My laptop chimed with a high-priority notification.

I clicked the screen. It was a heavily encrypted email from the Chicago Underboss—my father’s second-in-command.

I opened the official statement.

*The Chicago Syndicate officially severs all ties with Luca and Matteo. All family funds, medical stipends, and protection details are revoked immediately. They are no longer recognized by our bloodline.*

They were cutting their losses. The hospital would kick them out by noon. They were being transferred to a decrepit, state-run asylum in the slums of the city to rot.

Dr. Evans watched my face. He saw the complete lack of pity in my eyes. He gave a small, respectful nod, understanding that I required no comfort.

He turned and walked toward the door.

As he reached for the handle, the door swung inward.

Dante stepped into the office. He immediately locked eyes with Dr. Evans. Dante’s jaw tightened, his possessive instincts flaring instantly at the sight of another capable man standing in my space.
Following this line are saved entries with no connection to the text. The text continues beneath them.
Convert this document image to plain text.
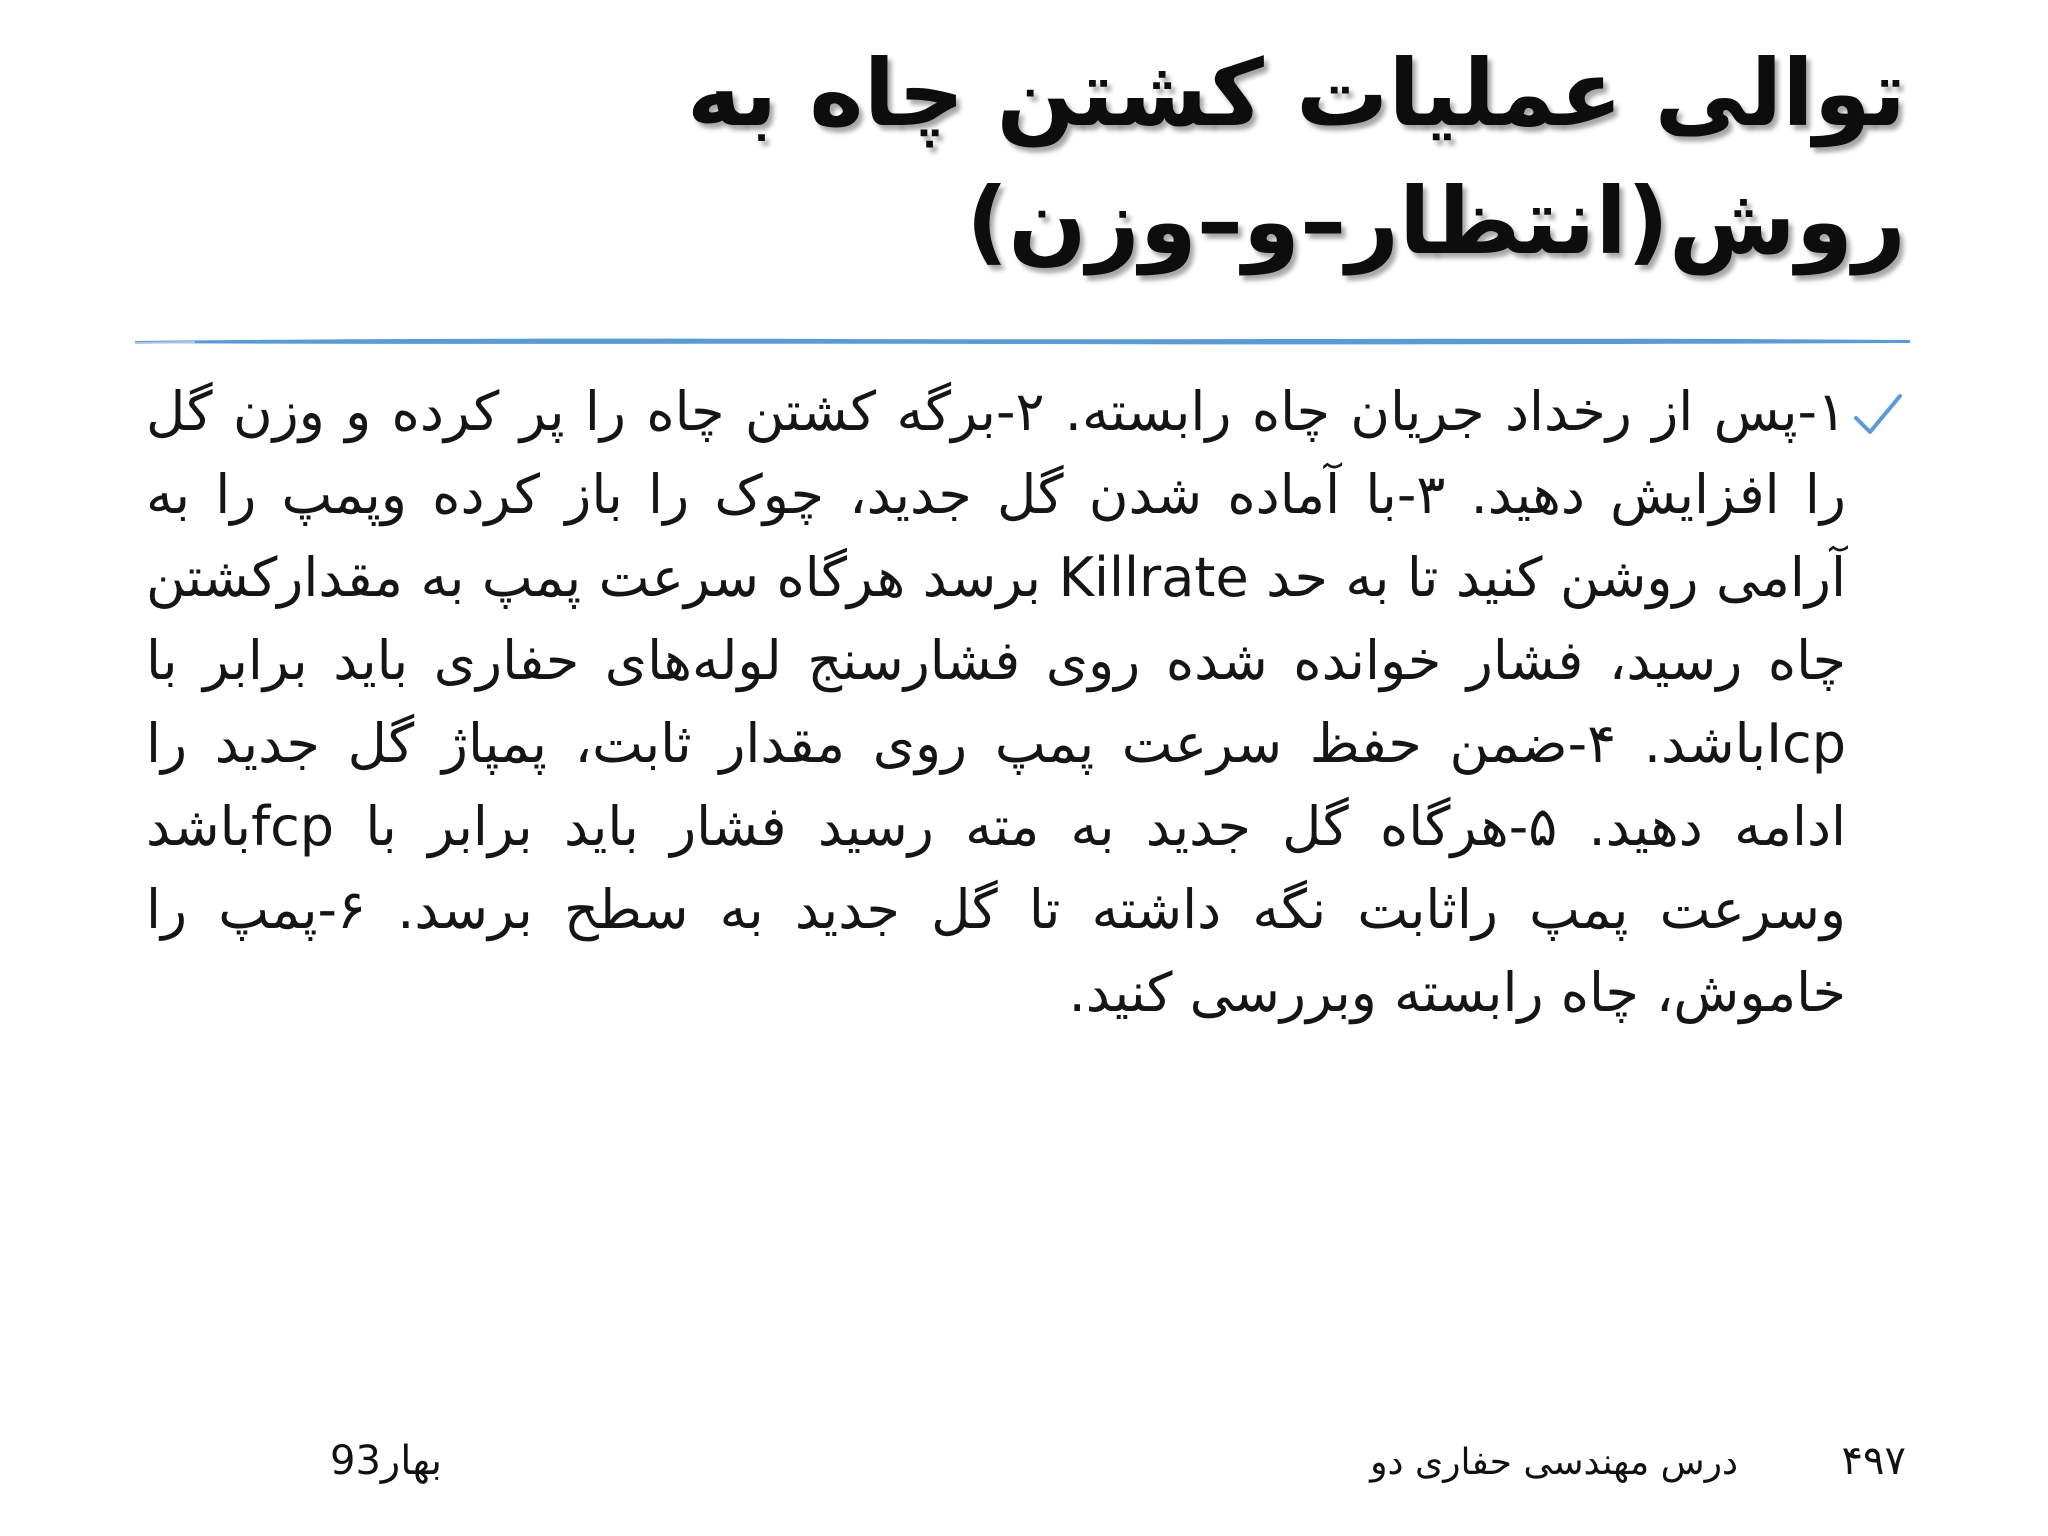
توالی عملیات کشتن چاه به روش(انتظار–و–وزن)

۱-پس از رخداد جریان چاه رابسته. ۲-برگه کشتن چاه را پر کرده و وزن گل را افزایش دهید. ۳-با آماده شدن گل جدید، چوک را باز کرده وپمپ را به آرامی روشن کنید تا به حد Killrate برسد هرگاه سرعت پمپ به مقدارکشتن چاه رسید، فشار خوانده شده روی فشارسنج لوله‌های حفاری باید برابر با Icpباشد. ۴-ضمن حفظ سرعت پمپ روی مقدار ثابت، پمپاژ گل جدید را ادامه دهید. ۵-هرگاه گل جدید به مته رسید فشار باید برابر با fcpباشد وسرعت پمپ راثابت نگه داشته تا گل جدید به سطح برسد. ۶-پمپ را خاموش، چاه رابسته وبررسی کنید.

۴۹۷
درس مهندسی حفاری دو
بهار93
Dr. Evans wisely bowed his head, slipped past Dante, and quietly closed the door.

I picked up the medical files. I reached into my desk drawer and pulled out a stack of old, faded photographs. They were pictures of me and Luca from our childhood in Chicago, back when I thought he was my protector.

I walked over to the heavy-duty paper shredder in the corner of the room.

I fed the medical files and the childhood photos into the metal slot. The machine growled, a heavy, grinding sound as the steel blades chewed the paper into tiny, unrecognizable strips.

I watched the faces of my past turn to dust. I was finally, completely free.

Dante walked up behind me. He wrapped his strong arms around my waist and rested his chin heavily on my shoulder.

He looked down at the shredded paper in the bin. A low, dark chuckle vibrated in his chest.

"Are you ready for our guests from Chicago?" Dante asked softly, pressing a kiss to the side of my neck.

I turned in his arms. I looped my hands around his neck and smiled, my eyes cold and bright.

"Let him come. It's time for Chicago to change masters."